Right now, three of these cylinders are out of commission. Only state investment, as seen in the figures above, is holding up the ship. High-technology certainly still contributes and is in many instances tied to large state investment projects, such as in green energy generation. Indeed, green energy technology is one of the bright spots in the Chinese economy, with battery and electric vehicle production reaching global technology frontiers.

However, the crackdown on the Internet sector over the past two-and-a-half years and overall economic sluggishness are also holding high technology back. Even more importantly, real estate is in a slump, with many private developers hoovering on the brink of bankruptcy, while consumers lack confidence to spend, especially on large purchases.

Exports, which contributed much during the Covid era to China’s growth, are also slumping due to lower demand in most major economies as inflation and rising interest rates take a bite out of consumption. Finally, new FDI inflows remain weak.

The old economic model has thus become highly unbalanced, by far too dependent on state investment. And even state investment cannot steady it.

First, many local governments are experiencing financial duress due to high debts, the aftermath of zero Covid policies, and the loss of land sale revenue.

Second, even if the Chinese government could undertake another large stimulus like in 2009 after the Global Financial Crisis, its effects would likely be muted. Infrastructure investment in recent years has generated more debt than growth.

Given this backdrop, Chinese policy-makers face tough choices. Recent initiatives point in the right direction. Beijing, for example, has unveiled a 31-point action plan with a strong message of support to China’s private sector. The plan promises to create a favorable environment to unleash entrepreneurship, building a private economy that is “bigger, better and stronger.”

This pledge parallels one for state-owned enterprises made years ago.
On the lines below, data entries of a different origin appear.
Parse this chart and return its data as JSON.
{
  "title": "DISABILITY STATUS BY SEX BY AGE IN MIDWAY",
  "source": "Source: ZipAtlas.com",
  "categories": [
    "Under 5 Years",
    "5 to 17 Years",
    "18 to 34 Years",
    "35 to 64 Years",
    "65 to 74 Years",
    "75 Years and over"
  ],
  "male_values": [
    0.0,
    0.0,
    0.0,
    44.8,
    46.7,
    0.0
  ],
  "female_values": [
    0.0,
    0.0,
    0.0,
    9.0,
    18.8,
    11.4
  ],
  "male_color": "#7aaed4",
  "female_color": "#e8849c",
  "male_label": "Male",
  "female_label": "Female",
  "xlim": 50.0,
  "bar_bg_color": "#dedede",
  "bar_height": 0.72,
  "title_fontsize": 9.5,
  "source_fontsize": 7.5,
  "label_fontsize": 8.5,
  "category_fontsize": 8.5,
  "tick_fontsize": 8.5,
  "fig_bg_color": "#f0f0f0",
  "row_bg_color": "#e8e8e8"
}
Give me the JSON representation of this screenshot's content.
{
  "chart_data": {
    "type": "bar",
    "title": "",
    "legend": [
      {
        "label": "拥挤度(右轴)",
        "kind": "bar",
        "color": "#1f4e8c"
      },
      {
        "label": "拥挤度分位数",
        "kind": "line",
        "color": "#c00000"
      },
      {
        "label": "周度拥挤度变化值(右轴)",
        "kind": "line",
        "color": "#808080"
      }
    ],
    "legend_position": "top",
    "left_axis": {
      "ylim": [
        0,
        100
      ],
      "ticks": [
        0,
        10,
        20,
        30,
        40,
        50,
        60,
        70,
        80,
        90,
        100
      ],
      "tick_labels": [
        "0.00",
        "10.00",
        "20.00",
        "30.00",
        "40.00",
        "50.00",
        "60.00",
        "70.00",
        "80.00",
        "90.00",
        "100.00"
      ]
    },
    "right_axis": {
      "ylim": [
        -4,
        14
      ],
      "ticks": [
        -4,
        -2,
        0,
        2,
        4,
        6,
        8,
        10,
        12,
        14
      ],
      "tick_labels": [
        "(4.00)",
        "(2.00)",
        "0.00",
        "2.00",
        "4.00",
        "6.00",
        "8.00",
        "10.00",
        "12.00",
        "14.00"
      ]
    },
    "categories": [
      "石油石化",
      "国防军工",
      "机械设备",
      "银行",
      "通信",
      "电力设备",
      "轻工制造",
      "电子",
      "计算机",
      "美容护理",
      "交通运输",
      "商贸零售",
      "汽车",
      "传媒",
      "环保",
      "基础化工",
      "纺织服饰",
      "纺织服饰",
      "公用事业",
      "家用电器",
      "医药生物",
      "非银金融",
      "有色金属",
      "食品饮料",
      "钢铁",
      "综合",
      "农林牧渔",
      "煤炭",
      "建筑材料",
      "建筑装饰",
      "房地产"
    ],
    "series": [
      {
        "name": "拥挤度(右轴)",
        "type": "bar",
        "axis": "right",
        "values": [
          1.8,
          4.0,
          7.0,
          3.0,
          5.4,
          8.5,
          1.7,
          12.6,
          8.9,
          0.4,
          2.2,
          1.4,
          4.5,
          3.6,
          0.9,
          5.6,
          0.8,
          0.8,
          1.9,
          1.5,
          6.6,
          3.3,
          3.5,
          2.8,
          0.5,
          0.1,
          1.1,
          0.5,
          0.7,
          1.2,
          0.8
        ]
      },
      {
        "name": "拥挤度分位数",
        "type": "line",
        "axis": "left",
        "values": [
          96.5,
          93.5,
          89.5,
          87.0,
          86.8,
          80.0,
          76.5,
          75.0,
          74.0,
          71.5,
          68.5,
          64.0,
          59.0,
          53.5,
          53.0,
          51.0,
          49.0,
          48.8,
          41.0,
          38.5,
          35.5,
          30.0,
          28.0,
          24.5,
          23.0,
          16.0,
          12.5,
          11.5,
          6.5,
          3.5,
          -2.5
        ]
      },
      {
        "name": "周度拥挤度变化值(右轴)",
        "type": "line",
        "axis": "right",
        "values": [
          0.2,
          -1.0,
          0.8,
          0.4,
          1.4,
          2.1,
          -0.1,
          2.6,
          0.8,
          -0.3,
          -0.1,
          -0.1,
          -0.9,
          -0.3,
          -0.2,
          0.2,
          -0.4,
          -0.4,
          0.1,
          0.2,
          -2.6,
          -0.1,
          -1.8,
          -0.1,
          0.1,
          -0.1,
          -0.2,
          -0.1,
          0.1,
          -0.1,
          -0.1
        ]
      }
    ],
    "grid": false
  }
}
Even though these pronouncements come with force from the top, questions remain as to how much will be concretely done to improve conditions on the ground. Private firms, especially smaller ones, suffer from a lack of access to financing and require better protection, especially from predatory local government departments.

A shot in the arm for private sector confidence is much needed, but the broader structural problems of changing the model of development remain. Ultimately, a more rapid transition to consumption-driven growth is needed that includes better social welfare supports and, at this point probably, direct cash hand-outs.

A change in this direction of the required magnitude would likely siphon resources away from supporting technology and infrastructure spending. A large-scale fiscal stimulus would also require an increase in state debt. As a result, such bold steps are unlikely to be taken.

China’s economy faces its biggest challenge since the era of Deng Xiaoping’s reforms. Overcoming these challenges will decide whether the Chinese economy can escape the middle-income trap and get rich; or whether it might face Japan-style stagnation, working off the excesses of a housing bubble and over-investment, while still relatively poor.